Health policy specialists said the premium for the Rs 30,000 cover offered by the Rashtriya Swasthya Bima Yojana is around Rs 750 – which means the premium for coverage of Rs 5 lakhs will be a lot higher.
Then there is the risk that higher insurance benefits will raise the cost of healthcare overall. “Higher benefit package, although always good for beneficiaries, is usually fraught with moral hazard,” said Anup Karan, a health economist with the Indian Institute of Public Health, Public Health Foundation of India. “Price of healthcare will increase, which may be a problem for the uninsured.”
Larger insurance payouts may also lead to a rise in unethical practices with hospitals prescribing unnecessary procedures to avail of the benefits.

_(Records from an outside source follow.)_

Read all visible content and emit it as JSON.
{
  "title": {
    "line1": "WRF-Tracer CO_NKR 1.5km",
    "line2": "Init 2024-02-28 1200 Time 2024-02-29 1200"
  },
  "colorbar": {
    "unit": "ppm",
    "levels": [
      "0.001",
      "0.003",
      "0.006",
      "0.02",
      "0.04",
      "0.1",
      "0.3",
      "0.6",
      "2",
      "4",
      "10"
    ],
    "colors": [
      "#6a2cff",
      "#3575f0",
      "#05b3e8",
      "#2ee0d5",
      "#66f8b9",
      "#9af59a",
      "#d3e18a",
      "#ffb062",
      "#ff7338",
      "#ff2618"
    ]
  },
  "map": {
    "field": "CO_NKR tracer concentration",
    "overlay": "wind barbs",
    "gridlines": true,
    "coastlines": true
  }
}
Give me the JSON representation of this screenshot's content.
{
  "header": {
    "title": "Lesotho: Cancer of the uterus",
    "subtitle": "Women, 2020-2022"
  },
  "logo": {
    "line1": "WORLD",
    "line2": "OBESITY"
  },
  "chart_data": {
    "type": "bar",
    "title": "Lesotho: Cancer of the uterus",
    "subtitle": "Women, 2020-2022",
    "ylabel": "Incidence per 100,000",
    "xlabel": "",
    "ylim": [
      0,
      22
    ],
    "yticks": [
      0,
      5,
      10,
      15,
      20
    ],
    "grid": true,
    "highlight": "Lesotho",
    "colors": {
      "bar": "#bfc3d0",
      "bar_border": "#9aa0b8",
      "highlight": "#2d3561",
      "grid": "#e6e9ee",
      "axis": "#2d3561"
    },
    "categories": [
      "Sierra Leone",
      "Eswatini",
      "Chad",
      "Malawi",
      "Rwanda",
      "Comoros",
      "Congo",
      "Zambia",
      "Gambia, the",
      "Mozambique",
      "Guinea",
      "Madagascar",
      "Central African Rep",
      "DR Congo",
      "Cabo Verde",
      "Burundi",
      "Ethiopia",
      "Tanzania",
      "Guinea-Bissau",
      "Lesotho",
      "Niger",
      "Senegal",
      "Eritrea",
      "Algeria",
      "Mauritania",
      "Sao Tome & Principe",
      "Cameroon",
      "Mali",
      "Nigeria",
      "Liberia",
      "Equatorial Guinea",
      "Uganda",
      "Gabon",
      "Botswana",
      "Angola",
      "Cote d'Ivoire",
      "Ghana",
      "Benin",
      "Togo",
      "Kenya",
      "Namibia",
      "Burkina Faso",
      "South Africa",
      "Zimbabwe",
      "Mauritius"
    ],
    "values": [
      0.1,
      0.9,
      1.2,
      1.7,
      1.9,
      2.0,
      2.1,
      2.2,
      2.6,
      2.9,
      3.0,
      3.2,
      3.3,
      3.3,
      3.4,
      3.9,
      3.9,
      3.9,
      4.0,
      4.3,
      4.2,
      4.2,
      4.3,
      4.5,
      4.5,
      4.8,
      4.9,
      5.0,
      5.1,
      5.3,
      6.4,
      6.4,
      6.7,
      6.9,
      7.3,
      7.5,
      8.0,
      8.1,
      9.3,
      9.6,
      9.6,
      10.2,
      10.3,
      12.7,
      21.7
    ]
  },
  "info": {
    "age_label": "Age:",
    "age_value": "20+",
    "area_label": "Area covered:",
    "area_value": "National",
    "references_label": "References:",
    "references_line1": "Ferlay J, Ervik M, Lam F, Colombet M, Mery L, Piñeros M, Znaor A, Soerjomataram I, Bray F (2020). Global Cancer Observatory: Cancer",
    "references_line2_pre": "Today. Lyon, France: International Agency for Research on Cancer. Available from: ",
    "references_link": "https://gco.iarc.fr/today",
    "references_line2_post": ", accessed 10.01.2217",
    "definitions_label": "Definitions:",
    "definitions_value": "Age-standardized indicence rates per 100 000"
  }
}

“Clear evidence is available that there is a range of malpraxis and moral hazards involved in private provision of care where the costs are reimbursed,” said Amit Sengupta, national convenor of the Jan Swasthya Abhiyan, a network of activists, academics, health professionals, civil society and non-government groups. “Mainly, these involve over-consumption – unnecessary procedures, for example the huge rise in hysterectomy operations, usually totally unnecessary.”
This leads to the subject of regulation. Former Union health secretary Sujatha Rao said, “It will certainly require a very huge effort by the ministries of health at the Centre and state levels to ensure appropriate regulatory systems are in place so that the providers [hospitals and doctors] do not enhance current costs and game the situation. An National Health Assurance Authority must be established to roll out this huge insurance programme with a programme to make adequate investments to build the health service delivery systems in the large swathes of north India where there is neither the public nor the private sector providing health service of reasonable quality.”
The government will have to learn from the shortcomings of the Rashtriya Swasthya Bima Yojana. Around 3.6 crore million families are enrolled under this scheme, which is only about 15% of poor families in the country. This is largely because of inaccurate lists of Below Poverty Line families and lack of awareness about the programme.
“Poor families do not know how to register, where to go, what services are covered and which hospitals are obliged to provide these services,” said Anup Karan. “We need very strong awareness generation to take full advantage of the scheme.”
The National Health Protection Scheme must, therefore, be more efficient in its outreach.
The government’s emphasis on insurance schemes and the lack of a deep commitment to strengthening India’s public health institutions and infrastructure also signals a larger role for private players in healthcare at the cost of the public health system.
“These schemes essentially involve actual provision of care in private facilities,” said Amit Sengupta. “They involve a transfer of public money to private facilities. Public facilities slide further back vis-a-vis a strengthened private sector. The government’s choice of not strengthening public facilities and instead promoting partnerships with private facilities is an ideological position against public services.”